The Facebook games that millions love (and hate)
(CNN) — Early each morning, millions of farmers around the world rise to toil in their fields. By night, gangs of mobsters scheme and legions of poker players shuffle up and deal.
Sure, none of it’s real. But the overwhelming popularity of so-called social gaming — simple games that let people play with their friends on networking sites such as Facebook — is changing the face of video games, experts say.
And as the maker of popular titles like FarmVille and Mafia Wars, San Francisco, California-based Zynga has ridden the games’ skyrocketing popularity to the top of that emerging market.
For Zynga founder Mark Pincus, the formula for gaming success on Facebook, MySpace and other sites was as simple as it might seem counterintuitive: create simple games that people like but can easily set aside.
“We built the games so they could be played in a tab on your browser while you’re on a conference call,” said Pincus, a veteran Web entrepreneur who created Zynga in 2007.
Of course, they’ve been helped by the massive growth of Facebook, where the games are so popular they’ve spawned “fan” pages devoted to complaining about having to watch friends play them.
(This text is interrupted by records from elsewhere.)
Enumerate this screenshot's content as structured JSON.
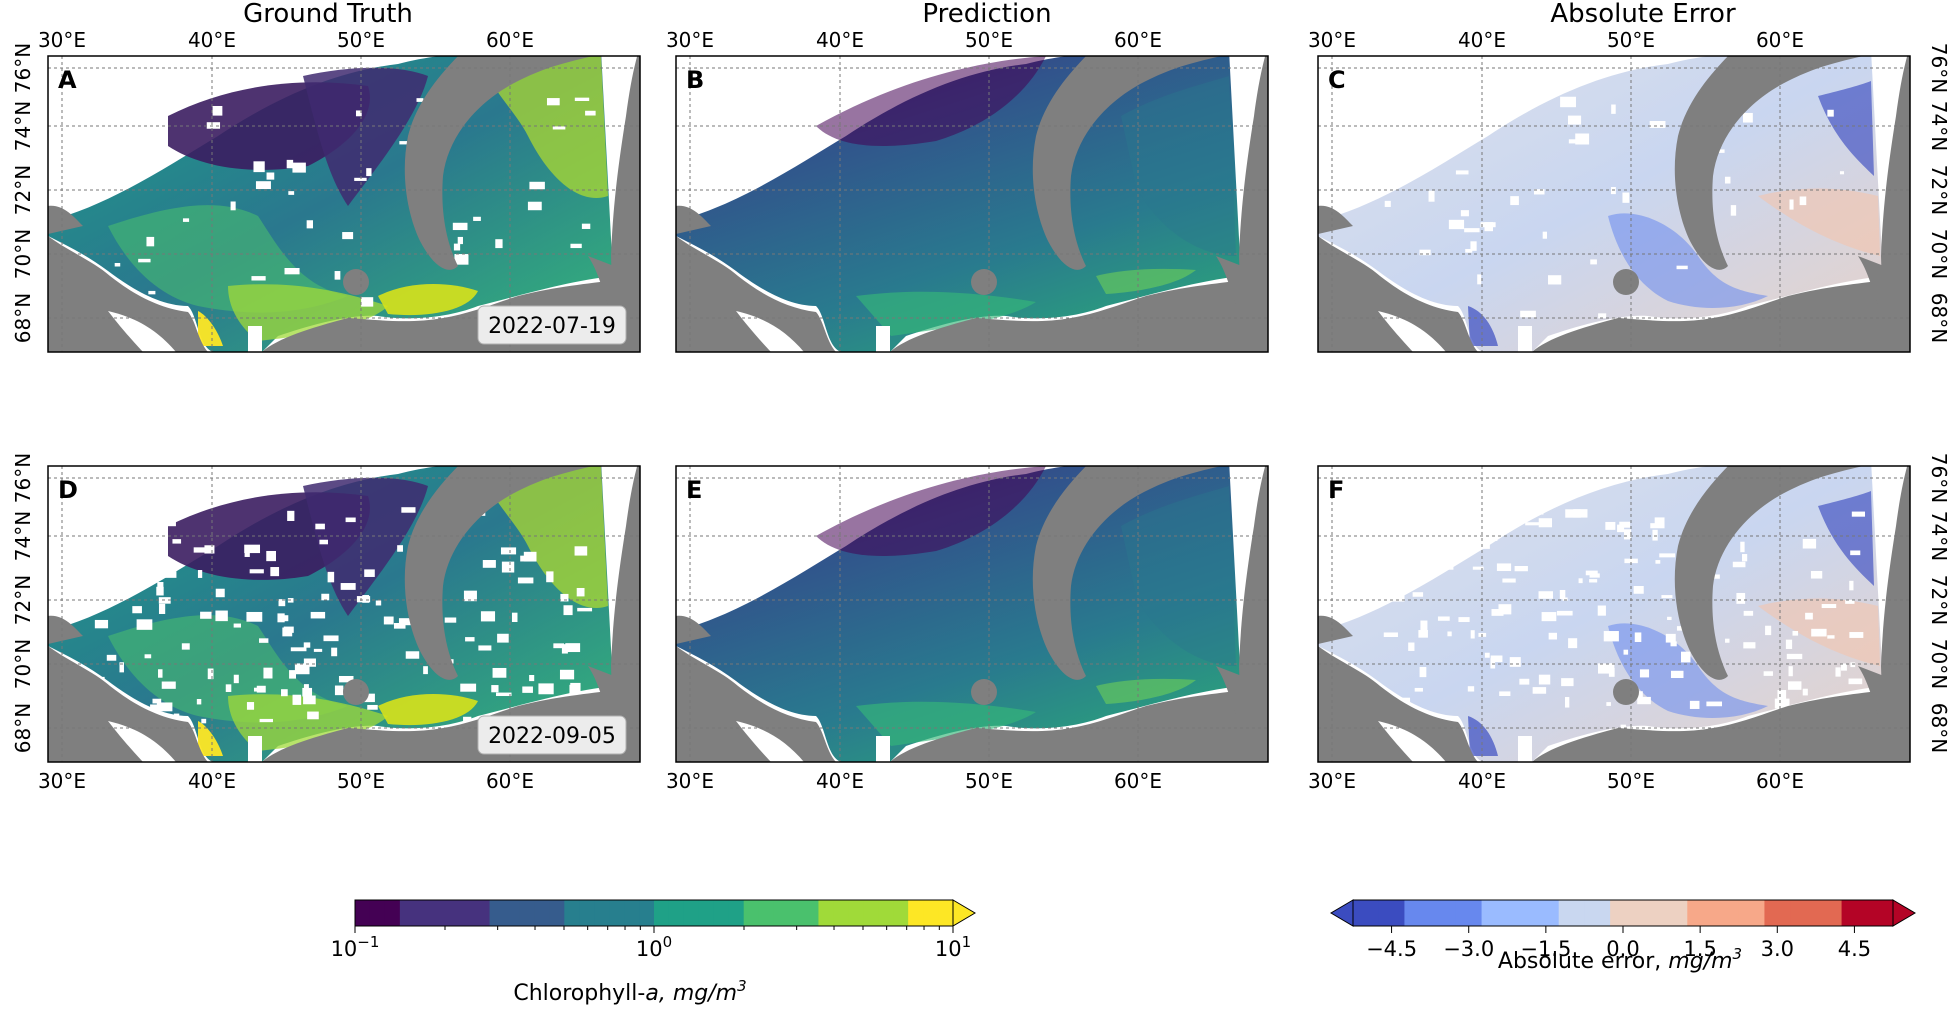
{
  "column_titles": [
    "Ground Truth",
    "Prediction",
    "Absolute Error"
  ],
  "panels": [
    {
      "letter": "A",
      "kind": "truth",
      "date": "2022-07-19"
    },
    {
      "letter": "B",
      "kind": "pred",
      "date": ""
    },
    {
      "letter": "C",
      "kind": "error",
      "date": ""
    },
    {
      "letter": "D",
      "kind": "truth",
      "date": "2022-09-05"
    },
    {
      "letter": "E",
      "kind": "pred",
      "date": ""
    },
    {
      "letter": "F",
      "kind": "error",
      "date": ""
    }
  ],
  "lon_ticks": [
    "30°E",
    "40°E",
    "50°E",
    "60°E"
  ],
  "lat_ticks": [
    "68°N",
    "70°N",
    "72°N",
    "74°N",
    "76°N"
  ],
  "colorbar_chl": {
    "label_prefix": "Chlorophyll-",
    "label_var": "a",
    "label_unit": ", mg/m",
    "label_exp": "3",
    "tick_base": [
      "10",
      "10",
      "10"
    ],
    "tick_exp": [
      "−1",
      "0",
      "1"
    ],
    "scale": "log",
    "range": [
      0.1,
      10
    ],
    "colors": [
      "#440154",
      "#46327e",
      "#365c8d",
      "#277f8e",
      "#1fa187",
      "#4ac16d",
      "#a0da39",
      "#fde725"
    ]
  },
  "colorbar_err": {
    "label_prefix": "Absolute error, ",
    "label_unit": "mg/m",
    "label_exp": "3",
    "ticks": [
      "−4.5",
      "−3.0",
      "−1.5",
      "0.0",
      "1.5",
      "3.0",
      "4.5"
    ],
    "range": [
      -5.25,
      5.25
    ],
    "colors": [
      "#3b4cc0",
      "#6788ee",
      "#9abbff",
      "#c9d7f0",
      "#edd1c2",
      "#f7a889",
      "#e26952",
      "#b40426"
    ]
  },
  "colors": {
    "land": "#7f7f7f",
    "grid": "#777777",
    "date_box_fill": "#ececec"
  }
}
Zynga’s top title, FarmVille, is played by an estimated 75 million people each month — roughly equal to the number who have played the classic arcade and desktop game Tetris during its entire existence.
“Video games actually appealed to a huge cross-section. They appealed to everybody,” said Steinberg, publisher of DigitalTrends.com. “What happened is, as we went through the mid-’80s to the mid-2000s, you started to see gaming become more incestuous in terms of 18- to 34-year-old males making games for people just like them.”